Mantenimento per mia figlia pagato a oltranza. Posso avere indietro i soldi?

di Avv. Flaminia Rinaldi

Avvocato, io e la mia ex moglie, nella sentenza di divorzio, abbiamo stabilito che avrei versato l’assegno di mantenimento per mia figlia Agnese quantomeno fino alla fine degli studi universitari. Lo scorso anno mia figlia si è laureata e da allora riceve, addirittura, uno stipendio fisso che a mio parere le consente di vivere autonomamente. Pertanto, benché la mia ex moglie non fosse d’accordo, ho smesso di corrispondere l’assegno e Lei, dopo 9 mesi, mi ha notificato un atto di precetto chiedendomi tutti gli arretrati e sono stato costretto a pagare. Posso chiedere indietro queste somme?

Gentile Signore,

le sentenze di divorzio e di separazione, costituiscono idoneo titolo esecutivo. Ciò significa che, in caso di mancato pagamento del quantum dovuto a titolo di mantenimento (sia esso dovuto al coniuge o ai figli), il “creditore” può agire immediatamente per il recupero forzoso di quanto gli spetta. Gli basterà, infatti, richiedere – alla cancelleria del Tribunale presso il quale il provvedimento è stato emesso – la copia della sentenza munita di formula esecutiva (indispensabile per dare esecutività alla provvedimento) per procedere poi alla notifica di questa unitamente all’atto di precetto (che è una vera e propria intimazione ad adempiere). Decorsi 10 giorni senza che il debitore abbia proceduto a saldare il quantum dovuto, sarà possibile iniziare il pignoramento.

Consideri, gentile Signore, che il titolo esecutivo non si estingue né con il raggiungimento della maggiore età di un figlio, né con l’inizio di una attività lavorativa del figlio (se questa non è, per esempio, idonea a garantirgli l’ indipendenza economica).  

Se non c’è accordo tra le parti, l’unica soluzione per resistere ad azioni strumentali ed emulative delle ex, è chiedere al Tribunale – con un procedimento per la modifica delle condizioni di separazione o di divorzio – di accertare l’autosufficienza economica del figlio e, quindi, di eliminare (o ridurre) l’assegno allora stabilito.
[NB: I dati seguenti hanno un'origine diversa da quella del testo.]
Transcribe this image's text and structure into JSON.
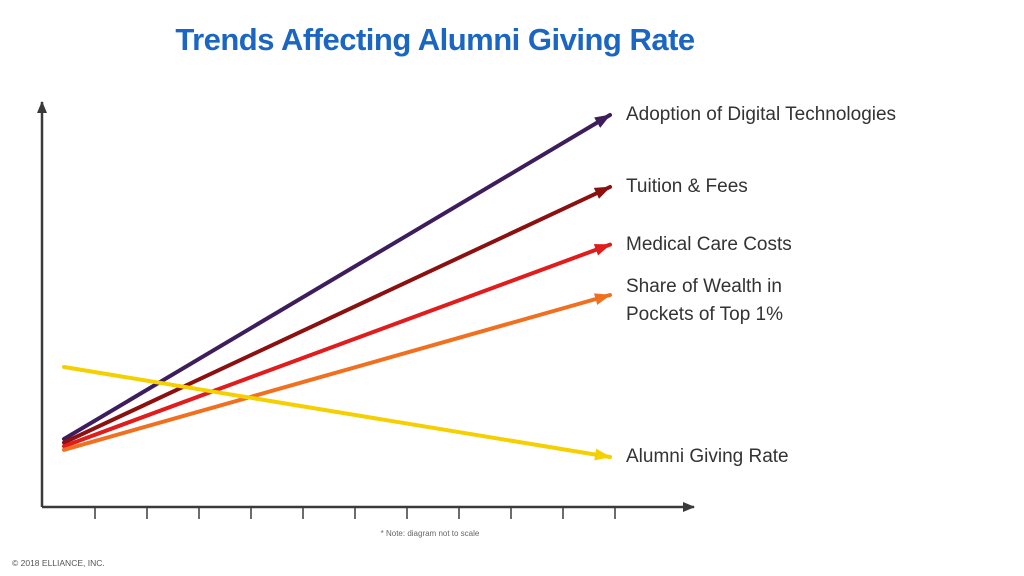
{
  "title": "Trends Affecting Alumni Giving Rate",
  "colors": {
    "title": "#1a66c2",
    "axis": "#3a3a3a"
  },
  "chart_data": {
    "type": "line",
    "title": "Trends Affecting Alumni Giving Rate",
    "xlabel": "",
    "ylabel": "",
    "x_ticks": 11,
    "grid": false,
    "note": "* Note: diagram not to scale",
    "series": [
      {
        "name": "Adoption of Digital Technologies",
        "color": "#3d1d5c",
        "start": 1.0,
        "end": 10.0
      },
      {
        "name": "Tuition & Fees",
        "color": "#8b1010",
        "start": 0.9,
        "end": 8.0
      },
      {
        "name": "Medical Care Costs",
        "color": "#e01c1c",
        "start": 0.8,
        "end": 6.4
      },
      {
        "name": "Share of Wealth in Pockets of Top 1%",
        "label_lines": [
          "Share of Wealth in",
          "Pockets of Top 1%"
        ],
        "color": "#f07020",
        "start": 0.7,
        "end": 5.0
      },
      {
        "name": "Alumni Giving Rate",
        "color": "#f5d000",
        "start": 3.0,
        "end": 0.5
      }
    ]
  },
  "footer": {
    "note": "* Note: diagram not to scale",
    "copyright": "© 2018 ELLIANCE, INC."
  }
}
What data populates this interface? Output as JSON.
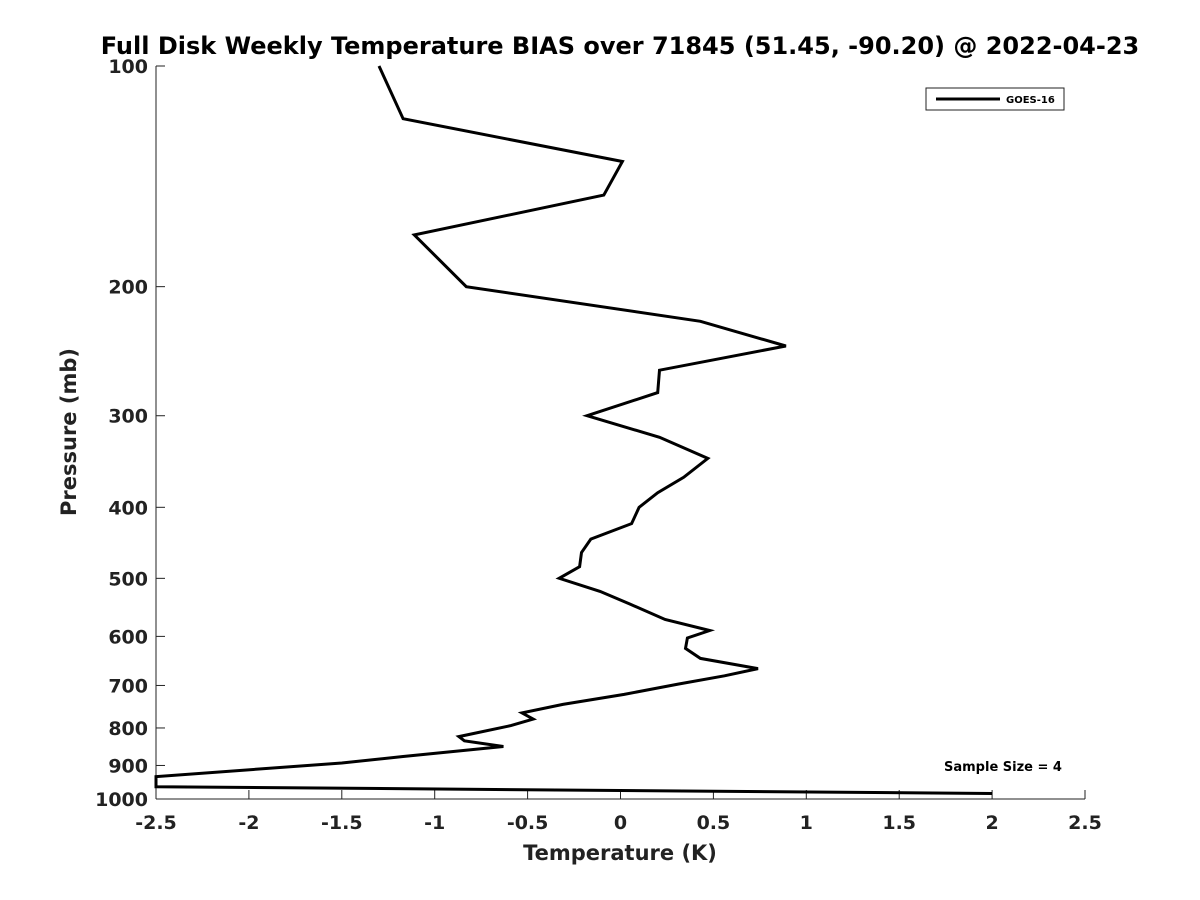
{
  "chart_data": {
    "type": "line",
    "title": "Full Disk Weekly Temperature BIAS over 71845 (51.45, -90.20) @ 2022-04-23",
    "xlabel": "Temperature (K)",
    "ylabel": "Pressure (mb)",
    "xlim": [
      -2.5,
      2.5
    ],
    "ylim": [
      100,
      1000
    ],
    "y_scale": "log",
    "y_reversed": true,
    "x_ticks": [
      -2.5,
      -2,
      -1.5,
      -1,
      -0.5,
      0,
      0.5,
      1,
      1.5,
      2,
      2.5
    ],
    "x_tick_labels": [
      "-2.5",
      "-2",
      "-1.5",
      "-1",
      "-0.5",
      "0",
      "0.5",
      "1",
      "1.5",
      "2",
      "2.5"
    ],
    "y_ticks": [
      100,
      200,
      300,
      400,
      500,
      600,
      700,
      800,
      900,
      1000
    ],
    "y_tick_labels": [
      "100",
      "200",
      "300",
      "400",
      "500",
      "600",
      "700",
      "800",
      "900",
      "1000"
    ],
    "grid": false,
    "legend": {
      "position": "top-right",
      "entries": [
        "GOES-16"
      ]
    },
    "annotation": "Sample Size = 4",
    "series": [
      {
        "name": "GOES-16",
        "color": "#000000",
        "points": [
          {
            "x": -1.3,
            "p": 100
          },
          {
            "x": -1.17,
            "p": 118
          },
          {
            "x": 0.01,
            "p": 135
          },
          {
            "x": -0.09,
            "p": 150
          },
          {
            "x": -1.11,
            "p": 170
          },
          {
            "x": -0.83,
            "p": 200
          },
          {
            "x": 0.43,
            "p": 223
          },
          {
            "x": 0.89,
            "p": 241
          },
          {
            "x": 0.21,
            "p": 260
          },
          {
            "x": 0.2,
            "p": 279
          },
          {
            "x": -0.18,
            "p": 300
          },
          {
            "x": 0.21,
            "p": 321
          },
          {
            "x": 0.47,
            "p": 343
          },
          {
            "x": 0.34,
            "p": 364
          },
          {
            "x": 0.2,
            "p": 382
          },
          {
            "x": 0.1,
            "p": 400
          },
          {
            "x": 0.06,
            "p": 421
          },
          {
            "x": -0.16,
            "p": 442
          },
          {
            "x": -0.21,
            "p": 461
          },
          {
            "x": -0.22,
            "p": 482
          },
          {
            "x": -0.33,
            "p": 500
          },
          {
            "x": -0.11,
            "p": 521
          },
          {
            "x": 0.05,
            "p": 542
          },
          {
            "x": 0.24,
            "p": 569
          },
          {
            "x": 0.48,
            "p": 589
          },
          {
            "x": 0.36,
            "p": 603
          },
          {
            "x": 0.35,
            "p": 623
          },
          {
            "x": 0.43,
            "p": 643
          },
          {
            "x": 0.74,
            "p": 664
          },
          {
            "x": 0.56,
            "p": 679
          },
          {
            "x": 0.31,
            "p": 697
          },
          {
            "x": 0.02,
            "p": 720
          },
          {
            "x": -0.31,
            "p": 743
          },
          {
            "x": -0.53,
            "p": 763
          },
          {
            "x": -0.47,
            "p": 778
          },
          {
            "x": -0.59,
            "p": 794
          },
          {
            "x": -0.87,
            "p": 822
          },
          {
            "x": -0.84,
            "p": 833
          },
          {
            "x": -0.63,
            "p": 848
          },
          {
            "x": -1.17,
            "p": 875
          },
          {
            "x": -1.5,
            "p": 893
          },
          {
            "x": -2.5,
            "p": 932
          },
          {
            "x": -2.5,
            "p": 962
          },
          {
            "x": 2.0,
            "p": 983
          }
        ]
      }
    ]
  }
}
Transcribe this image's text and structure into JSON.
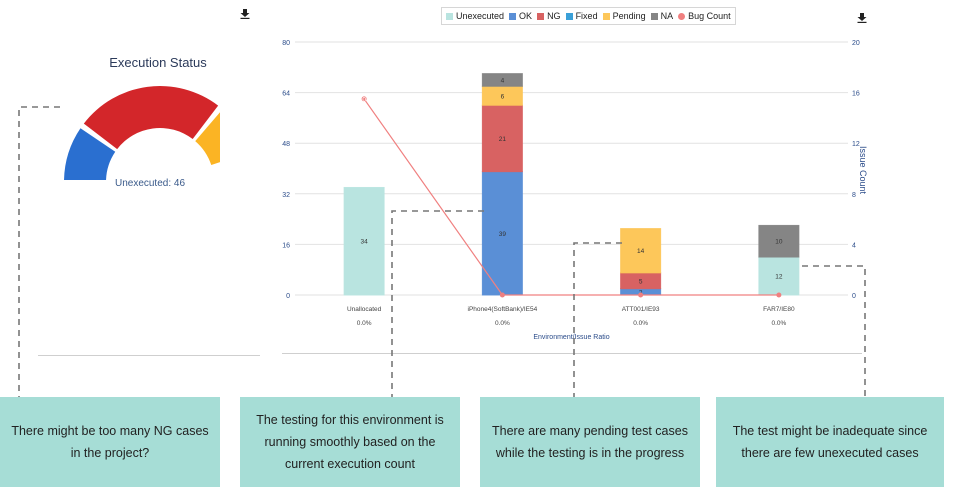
{
  "gauge": {
    "title": "Execution Status",
    "subtitle": "Unexecuted: 46",
    "segments": [
      {
        "name": "OK",
        "fraction": 0.22,
        "color": "#2a6fd0"
      },
      {
        "name": "NG",
        "fraction": 0.58,
        "color": "#d3262a"
      },
      {
        "name": "Pending",
        "fraction": 0.2,
        "color": "#fbb424"
      }
    ]
  },
  "chart_data": {
    "type": "bar",
    "stacked": true,
    "categories": [
      "Unallocated",
      "iPhone4(SoftBank)/IE54",
      "ATT001/IE93",
      "FAR7/IE80"
    ],
    "ratios": [
      "0.0%",
      "0.0%",
      "0.0%",
      "0.0%"
    ],
    "xlabel": "Environment/Issue Ratio",
    "y2label": "Issue Count",
    "ylim": [
      0,
      80
    ],
    "yticks": [
      "0",
      "16",
      "32",
      "48",
      "64",
      "80"
    ],
    "y2lim": [
      0,
      20
    ],
    "y2ticks": [
      "0",
      "4",
      "8",
      "12",
      "16",
      "20"
    ],
    "grid": true,
    "legend_position": "top",
    "series": [
      {
        "name": "Unexecuted",
        "color": "#b9e4e0",
        "values": [
          34,
          0,
          0,
          12
        ]
      },
      {
        "name": "OK",
        "color": "#5a8fd6",
        "values": [
          0,
          39,
          2,
          0
        ]
      },
      {
        "name": "NG",
        "color": "#d86262",
        "values": [
          0,
          21,
          5,
          0
        ]
      },
      {
        "name": "Fixed",
        "color": "#3aa0d8",
        "values": [
          0,
          0,
          0,
          0
        ]
      },
      {
        "name": "Pending",
        "color": "#fdc75a",
        "values": [
          0,
          6,
          14,
          0
        ]
      },
      {
        "name": "NA",
        "color": "#858585",
        "values": [
          0,
          4,
          0,
          10
        ]
      }
    ],
    "line": {
      "name": "Bug Count",
      "color": "#f08080",
      "values": [
        15.5,
        0,
        0,
        0
      ],
      "axis": "right"
    }
  },
  "callouts": [
    {
      "text": "There might be too many NG cases in the project?"
    },
    {
      "text": "The testing for this environment is running smoothly based on the current execution count"
    },
    {
      "text": "There are many pending test cases while the testing is in the progress"
    },
    {
      "text": "The test might be inadequate since there are few unexecuted cases"
    }
  ]
}
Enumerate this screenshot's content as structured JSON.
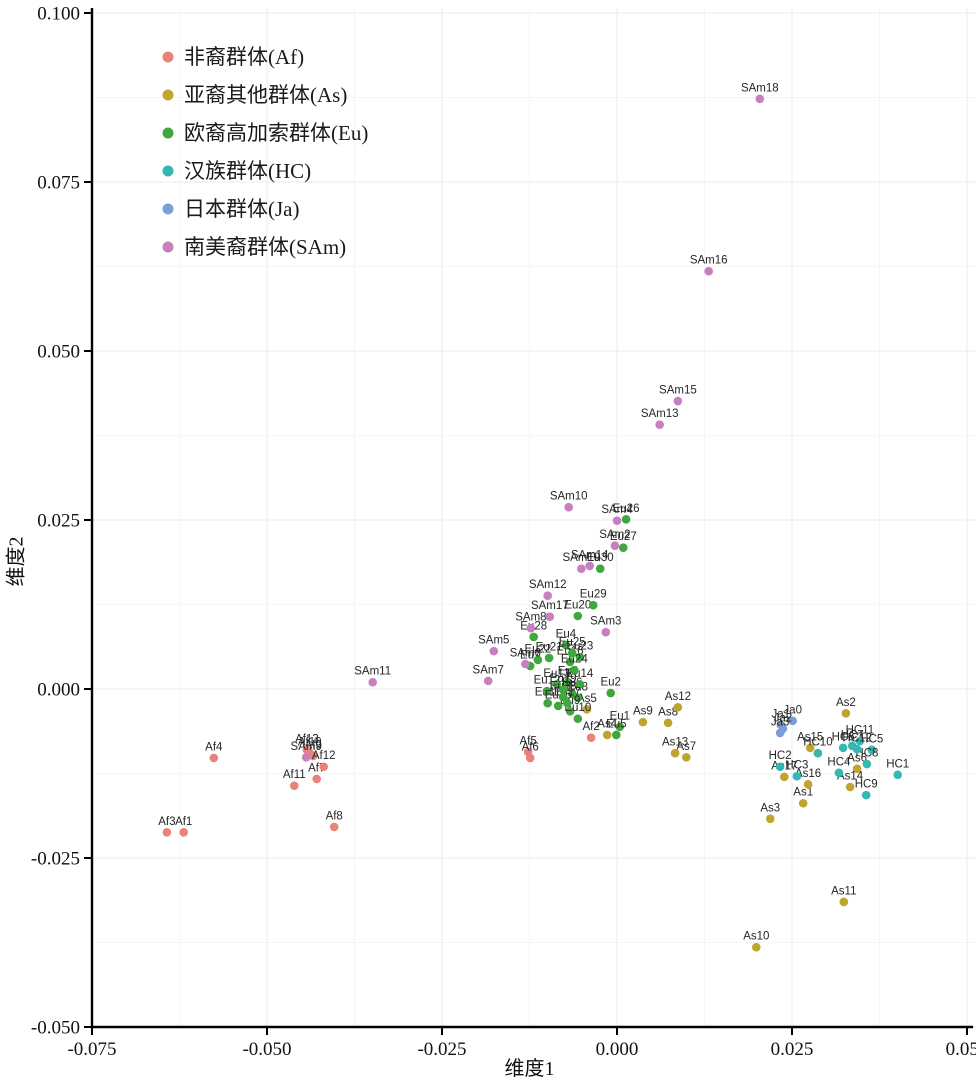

In questo modo il nuovo provvedimento si sostituirà al precedente, così da liberare definitivamente il genitore da un mantenimento non più dovuto.

“L’obbligato” che si autosospende il pagamento o che si autoriduce il quantum dovuto senza un accordo, oppure senza ricevere l’autorizzazione di modifica da parte del Giudice, rischia proprio quello che è accaduto a Lei, ovvero di vedersi prima notificato un atto di precetto e poi aggredito esecutivamente.

Gli effetti del procedimento giudiziale che accerta l’autosufficienza del figlio – e che dispone quindi l’eliminazione dell’assegno – retroagiscono alla data della domanda giudiziale (il principio è infatti quello secondo il quale un diritto non può restare pregiudicato dal tempo che ci è voluto per farlo valere in giudizio) e non vanno oltre tale momento: è perciò fondamentale che ci si attivi subito giudizialmente per non perdere tempo e denaro preziosi.

Dunque, se è vero che il giudice della modifica delle condizioni di separazione o del divorzio può solo disporre dalla data della domanda in poi, vi sono altri strumenti per ottenere comunque giustizia. Nel suo caso, per esempio, attiverei senza dubbio un’azione restitutoria ex art. 2033 c.c. (articolo che afferma testualmente “chi ha eseguito un pagamento non dovuto, ha diritto di ripetere ciò che ha pagato ..”) delle somme indebitamente percepite dalla Sua ex moglie, vista la concreta (e mi pare pacifica) indipendenza economica di Sua figlia. La Corte di Cassazione, in un caso analogo al Suo, ha recentemente (con la sentenza n. 3659 del 2020) riconosciuto a un padre il diritto alla restituzione anche delle somme versate in epoca precedente alla domanda di revisione dell’assegno poiché la causa giustificativa del pagamento era già venuta meno. Questa recente pronuncia consente indirettamente di stabilire il confine oltre il quale non è più dovuto l’assegno, diventando l’eccedenza un vero e proprio indebito oggettivo!